Чувствую твой взгляд, глажу тебя по волосам. Они так отросли, спускаются ниже плеч, до середины спины. Они отросли так сильно, что из-за этого ты превратился в женщину. С ярко-алыми губами и сливочно-светлой кожей. Твое второе «я». Это я вытащил его наружу. Ты зол на меня. Это моя вина. Вся твоя одежда теперь не годится. Приходится сидеть на полу нагим. Майкрофт высмеет тебя. Ты вот-вот снова умрешь.
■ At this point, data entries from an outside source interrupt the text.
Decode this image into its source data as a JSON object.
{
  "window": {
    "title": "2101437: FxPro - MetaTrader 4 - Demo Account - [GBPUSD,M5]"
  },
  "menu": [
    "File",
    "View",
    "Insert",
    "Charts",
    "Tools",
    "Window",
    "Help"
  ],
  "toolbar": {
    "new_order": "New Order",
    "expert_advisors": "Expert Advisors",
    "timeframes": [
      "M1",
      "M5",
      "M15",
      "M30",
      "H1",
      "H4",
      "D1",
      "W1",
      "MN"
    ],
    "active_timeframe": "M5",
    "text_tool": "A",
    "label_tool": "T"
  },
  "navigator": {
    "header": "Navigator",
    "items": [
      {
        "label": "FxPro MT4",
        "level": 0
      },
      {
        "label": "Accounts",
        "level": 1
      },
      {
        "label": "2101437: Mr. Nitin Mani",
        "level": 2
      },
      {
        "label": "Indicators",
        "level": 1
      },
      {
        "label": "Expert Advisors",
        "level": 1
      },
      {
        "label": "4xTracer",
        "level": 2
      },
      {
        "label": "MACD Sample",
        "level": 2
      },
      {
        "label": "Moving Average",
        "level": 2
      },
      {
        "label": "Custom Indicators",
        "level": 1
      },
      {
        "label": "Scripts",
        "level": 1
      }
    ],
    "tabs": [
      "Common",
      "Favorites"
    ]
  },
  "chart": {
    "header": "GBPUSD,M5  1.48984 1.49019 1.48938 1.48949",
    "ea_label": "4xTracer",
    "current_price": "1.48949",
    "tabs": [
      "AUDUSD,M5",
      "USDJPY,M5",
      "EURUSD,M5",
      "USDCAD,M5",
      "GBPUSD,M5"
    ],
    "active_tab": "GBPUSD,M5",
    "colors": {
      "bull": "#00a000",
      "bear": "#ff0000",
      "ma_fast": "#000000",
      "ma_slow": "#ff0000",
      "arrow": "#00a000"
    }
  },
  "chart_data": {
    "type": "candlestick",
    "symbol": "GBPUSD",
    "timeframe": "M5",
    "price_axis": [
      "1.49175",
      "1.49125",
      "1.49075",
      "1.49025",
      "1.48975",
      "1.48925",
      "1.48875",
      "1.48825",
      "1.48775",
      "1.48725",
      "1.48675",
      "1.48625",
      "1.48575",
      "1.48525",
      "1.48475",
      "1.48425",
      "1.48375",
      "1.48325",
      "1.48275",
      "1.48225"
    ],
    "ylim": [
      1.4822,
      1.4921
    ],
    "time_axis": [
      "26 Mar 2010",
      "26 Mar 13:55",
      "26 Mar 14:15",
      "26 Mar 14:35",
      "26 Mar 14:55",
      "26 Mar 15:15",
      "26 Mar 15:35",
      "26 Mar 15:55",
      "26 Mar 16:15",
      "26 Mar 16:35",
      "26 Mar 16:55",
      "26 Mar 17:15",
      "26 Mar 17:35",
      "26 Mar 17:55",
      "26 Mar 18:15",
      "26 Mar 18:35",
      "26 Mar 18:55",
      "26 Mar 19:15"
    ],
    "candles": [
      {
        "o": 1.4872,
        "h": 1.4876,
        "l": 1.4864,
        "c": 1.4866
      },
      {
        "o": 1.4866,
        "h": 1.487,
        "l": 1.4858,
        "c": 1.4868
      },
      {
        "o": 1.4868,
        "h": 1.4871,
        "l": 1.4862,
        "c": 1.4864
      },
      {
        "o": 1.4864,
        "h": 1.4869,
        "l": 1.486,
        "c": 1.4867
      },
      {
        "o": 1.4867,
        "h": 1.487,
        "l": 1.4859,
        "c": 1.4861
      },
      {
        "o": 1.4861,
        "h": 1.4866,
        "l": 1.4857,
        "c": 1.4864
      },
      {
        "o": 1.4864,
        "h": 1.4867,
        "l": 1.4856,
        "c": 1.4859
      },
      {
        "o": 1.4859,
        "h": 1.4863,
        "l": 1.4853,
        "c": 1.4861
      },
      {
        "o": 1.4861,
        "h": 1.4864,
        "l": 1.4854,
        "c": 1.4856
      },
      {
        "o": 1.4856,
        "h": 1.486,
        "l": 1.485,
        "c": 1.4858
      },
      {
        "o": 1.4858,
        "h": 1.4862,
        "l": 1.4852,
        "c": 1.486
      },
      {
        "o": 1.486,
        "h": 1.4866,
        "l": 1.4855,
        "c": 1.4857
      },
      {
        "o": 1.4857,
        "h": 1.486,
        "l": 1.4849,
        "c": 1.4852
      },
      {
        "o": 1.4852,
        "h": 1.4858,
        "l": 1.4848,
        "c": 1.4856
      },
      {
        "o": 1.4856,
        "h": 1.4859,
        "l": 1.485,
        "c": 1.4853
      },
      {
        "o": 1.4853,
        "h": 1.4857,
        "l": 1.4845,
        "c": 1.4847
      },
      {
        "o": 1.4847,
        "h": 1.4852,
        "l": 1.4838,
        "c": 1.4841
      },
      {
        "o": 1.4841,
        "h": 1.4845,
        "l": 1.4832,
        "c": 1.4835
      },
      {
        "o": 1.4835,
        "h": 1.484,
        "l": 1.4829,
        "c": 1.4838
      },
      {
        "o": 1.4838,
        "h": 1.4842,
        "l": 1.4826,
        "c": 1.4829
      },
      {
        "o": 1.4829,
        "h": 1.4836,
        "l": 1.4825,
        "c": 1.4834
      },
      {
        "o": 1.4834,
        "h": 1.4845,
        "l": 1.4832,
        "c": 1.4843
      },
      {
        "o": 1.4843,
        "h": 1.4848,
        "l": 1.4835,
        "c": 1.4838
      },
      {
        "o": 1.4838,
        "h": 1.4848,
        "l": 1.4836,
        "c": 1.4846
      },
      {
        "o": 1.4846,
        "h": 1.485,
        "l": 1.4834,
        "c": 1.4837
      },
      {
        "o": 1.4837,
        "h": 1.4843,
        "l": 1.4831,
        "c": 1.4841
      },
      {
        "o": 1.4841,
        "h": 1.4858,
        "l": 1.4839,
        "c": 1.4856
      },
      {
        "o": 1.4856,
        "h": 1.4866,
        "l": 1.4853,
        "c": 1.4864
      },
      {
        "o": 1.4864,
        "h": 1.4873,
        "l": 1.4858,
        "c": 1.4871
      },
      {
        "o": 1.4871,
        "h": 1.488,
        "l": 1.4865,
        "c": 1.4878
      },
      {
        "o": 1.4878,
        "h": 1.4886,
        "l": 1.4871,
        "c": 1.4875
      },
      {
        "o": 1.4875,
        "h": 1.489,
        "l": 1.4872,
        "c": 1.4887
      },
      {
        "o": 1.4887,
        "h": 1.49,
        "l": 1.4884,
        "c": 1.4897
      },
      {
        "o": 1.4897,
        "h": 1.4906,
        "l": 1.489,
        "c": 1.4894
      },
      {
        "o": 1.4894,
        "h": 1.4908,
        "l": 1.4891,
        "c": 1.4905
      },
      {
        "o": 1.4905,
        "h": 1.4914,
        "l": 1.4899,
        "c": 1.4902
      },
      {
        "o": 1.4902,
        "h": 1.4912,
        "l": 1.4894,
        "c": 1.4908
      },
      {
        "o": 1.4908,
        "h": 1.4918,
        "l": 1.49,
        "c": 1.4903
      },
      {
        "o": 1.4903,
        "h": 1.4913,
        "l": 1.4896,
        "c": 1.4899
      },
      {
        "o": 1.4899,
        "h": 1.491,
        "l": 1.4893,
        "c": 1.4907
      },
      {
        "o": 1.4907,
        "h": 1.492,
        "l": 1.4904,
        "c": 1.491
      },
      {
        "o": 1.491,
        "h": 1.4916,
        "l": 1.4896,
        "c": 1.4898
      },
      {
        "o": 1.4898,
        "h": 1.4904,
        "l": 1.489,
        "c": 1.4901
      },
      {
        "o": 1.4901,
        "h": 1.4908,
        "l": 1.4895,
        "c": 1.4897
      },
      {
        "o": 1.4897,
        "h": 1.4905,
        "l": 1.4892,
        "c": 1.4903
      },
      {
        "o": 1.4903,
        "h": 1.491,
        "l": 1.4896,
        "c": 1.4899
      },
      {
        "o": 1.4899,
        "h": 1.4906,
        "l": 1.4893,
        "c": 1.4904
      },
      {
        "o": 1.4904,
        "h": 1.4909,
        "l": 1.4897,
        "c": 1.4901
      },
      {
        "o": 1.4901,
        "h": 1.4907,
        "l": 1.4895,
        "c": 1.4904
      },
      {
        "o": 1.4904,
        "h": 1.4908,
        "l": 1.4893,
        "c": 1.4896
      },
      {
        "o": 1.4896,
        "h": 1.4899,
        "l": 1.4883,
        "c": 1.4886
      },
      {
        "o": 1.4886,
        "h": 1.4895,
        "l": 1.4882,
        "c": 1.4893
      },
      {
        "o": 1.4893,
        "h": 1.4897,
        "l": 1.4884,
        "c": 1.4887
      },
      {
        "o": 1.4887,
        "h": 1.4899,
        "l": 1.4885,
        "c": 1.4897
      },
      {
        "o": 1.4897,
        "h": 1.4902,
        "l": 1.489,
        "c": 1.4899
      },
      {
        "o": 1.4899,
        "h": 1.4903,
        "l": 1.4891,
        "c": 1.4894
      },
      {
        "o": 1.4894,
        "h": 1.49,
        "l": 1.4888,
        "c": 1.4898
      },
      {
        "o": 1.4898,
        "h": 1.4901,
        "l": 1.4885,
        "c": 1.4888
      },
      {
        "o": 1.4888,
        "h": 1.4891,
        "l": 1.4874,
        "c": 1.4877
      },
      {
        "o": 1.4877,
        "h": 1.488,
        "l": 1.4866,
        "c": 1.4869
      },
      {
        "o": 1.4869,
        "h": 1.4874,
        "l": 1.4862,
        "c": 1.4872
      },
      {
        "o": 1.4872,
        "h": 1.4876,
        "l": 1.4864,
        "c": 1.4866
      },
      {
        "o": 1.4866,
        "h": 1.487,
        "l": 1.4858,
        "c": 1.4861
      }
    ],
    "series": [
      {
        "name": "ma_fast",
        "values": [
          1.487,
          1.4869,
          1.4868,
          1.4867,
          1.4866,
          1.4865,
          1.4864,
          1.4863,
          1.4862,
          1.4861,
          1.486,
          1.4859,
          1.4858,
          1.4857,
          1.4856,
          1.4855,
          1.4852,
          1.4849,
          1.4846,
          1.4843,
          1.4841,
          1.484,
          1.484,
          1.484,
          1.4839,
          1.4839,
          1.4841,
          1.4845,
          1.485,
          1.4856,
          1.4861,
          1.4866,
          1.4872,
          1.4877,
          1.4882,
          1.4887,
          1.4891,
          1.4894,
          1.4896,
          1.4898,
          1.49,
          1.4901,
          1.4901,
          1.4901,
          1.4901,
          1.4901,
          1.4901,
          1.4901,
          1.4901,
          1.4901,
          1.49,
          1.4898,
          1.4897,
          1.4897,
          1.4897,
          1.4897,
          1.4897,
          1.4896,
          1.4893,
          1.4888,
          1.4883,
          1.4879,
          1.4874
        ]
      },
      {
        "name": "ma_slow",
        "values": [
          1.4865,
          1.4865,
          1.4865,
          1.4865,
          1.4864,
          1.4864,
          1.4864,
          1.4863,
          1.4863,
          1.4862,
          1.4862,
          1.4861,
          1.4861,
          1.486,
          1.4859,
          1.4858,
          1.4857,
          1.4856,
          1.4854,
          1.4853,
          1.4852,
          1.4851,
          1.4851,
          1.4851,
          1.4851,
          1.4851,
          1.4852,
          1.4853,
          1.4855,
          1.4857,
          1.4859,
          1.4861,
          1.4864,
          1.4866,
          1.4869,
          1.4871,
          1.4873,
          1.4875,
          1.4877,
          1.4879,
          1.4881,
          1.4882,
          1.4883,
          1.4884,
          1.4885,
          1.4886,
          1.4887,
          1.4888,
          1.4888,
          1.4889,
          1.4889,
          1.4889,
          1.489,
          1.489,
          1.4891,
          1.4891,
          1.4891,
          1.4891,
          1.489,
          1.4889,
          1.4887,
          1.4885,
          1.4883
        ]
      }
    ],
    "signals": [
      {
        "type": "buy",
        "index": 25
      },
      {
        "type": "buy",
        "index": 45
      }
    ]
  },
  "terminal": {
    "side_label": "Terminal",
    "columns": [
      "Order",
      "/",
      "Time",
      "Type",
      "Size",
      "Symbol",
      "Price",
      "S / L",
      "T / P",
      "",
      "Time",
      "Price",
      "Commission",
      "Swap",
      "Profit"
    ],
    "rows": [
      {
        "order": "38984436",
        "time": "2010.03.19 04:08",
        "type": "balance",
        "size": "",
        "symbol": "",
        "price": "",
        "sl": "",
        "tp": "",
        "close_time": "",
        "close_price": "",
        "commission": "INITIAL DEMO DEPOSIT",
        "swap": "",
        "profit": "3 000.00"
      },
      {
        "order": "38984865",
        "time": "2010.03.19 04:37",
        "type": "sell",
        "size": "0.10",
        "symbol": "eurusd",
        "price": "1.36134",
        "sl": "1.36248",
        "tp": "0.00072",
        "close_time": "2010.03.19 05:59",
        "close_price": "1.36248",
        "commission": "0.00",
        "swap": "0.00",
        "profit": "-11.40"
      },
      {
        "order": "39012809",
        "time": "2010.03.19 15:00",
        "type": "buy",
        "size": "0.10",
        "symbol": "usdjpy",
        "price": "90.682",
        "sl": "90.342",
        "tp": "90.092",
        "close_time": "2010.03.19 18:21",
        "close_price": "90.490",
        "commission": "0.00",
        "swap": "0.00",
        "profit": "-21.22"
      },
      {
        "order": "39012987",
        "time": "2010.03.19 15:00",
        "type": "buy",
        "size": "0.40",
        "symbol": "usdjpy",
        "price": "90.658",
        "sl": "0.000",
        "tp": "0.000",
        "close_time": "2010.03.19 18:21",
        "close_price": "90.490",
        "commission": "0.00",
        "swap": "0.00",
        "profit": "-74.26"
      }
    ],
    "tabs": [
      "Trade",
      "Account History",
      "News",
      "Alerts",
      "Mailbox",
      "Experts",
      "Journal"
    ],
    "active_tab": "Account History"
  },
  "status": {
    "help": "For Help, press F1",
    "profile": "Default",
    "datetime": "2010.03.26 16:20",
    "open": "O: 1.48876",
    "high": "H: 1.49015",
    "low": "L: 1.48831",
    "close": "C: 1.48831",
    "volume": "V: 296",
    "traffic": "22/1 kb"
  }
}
Я понятия не имел, что так получится, Шерлок. Я не знал. Знай я заранее, обязательно попросил бы тебя подстричься. Я думал, что ты уже мертв. Это моя вина. Прости.
Тогда ты был так бледен, на лице кровь. Мы стоим на том самом месте, куда ты упал. Через секунду меня оттащат. Ко мне уже тянутся. Но сейчас, в этот момент, между тем и этим, время застыло, и мы можем стоять и смотреть. Вода в Темзе поднимается. Вся дорога покрыта темной водой. Все, кого ты только касался в своей жизни, теперь погружены в эту воду – конечности, сердца в консервных банках. Крохотная процессия твоих достижений. Слышны фанфары. За мной тоже придут.
– Все выглядело таким настоящим, - так и было. Тогда я смог к тебе прикоснуться. Пульса не было. Ты был холоден. Бледен. Открытые, ничего больше не видящие глаза. Ты был мертв.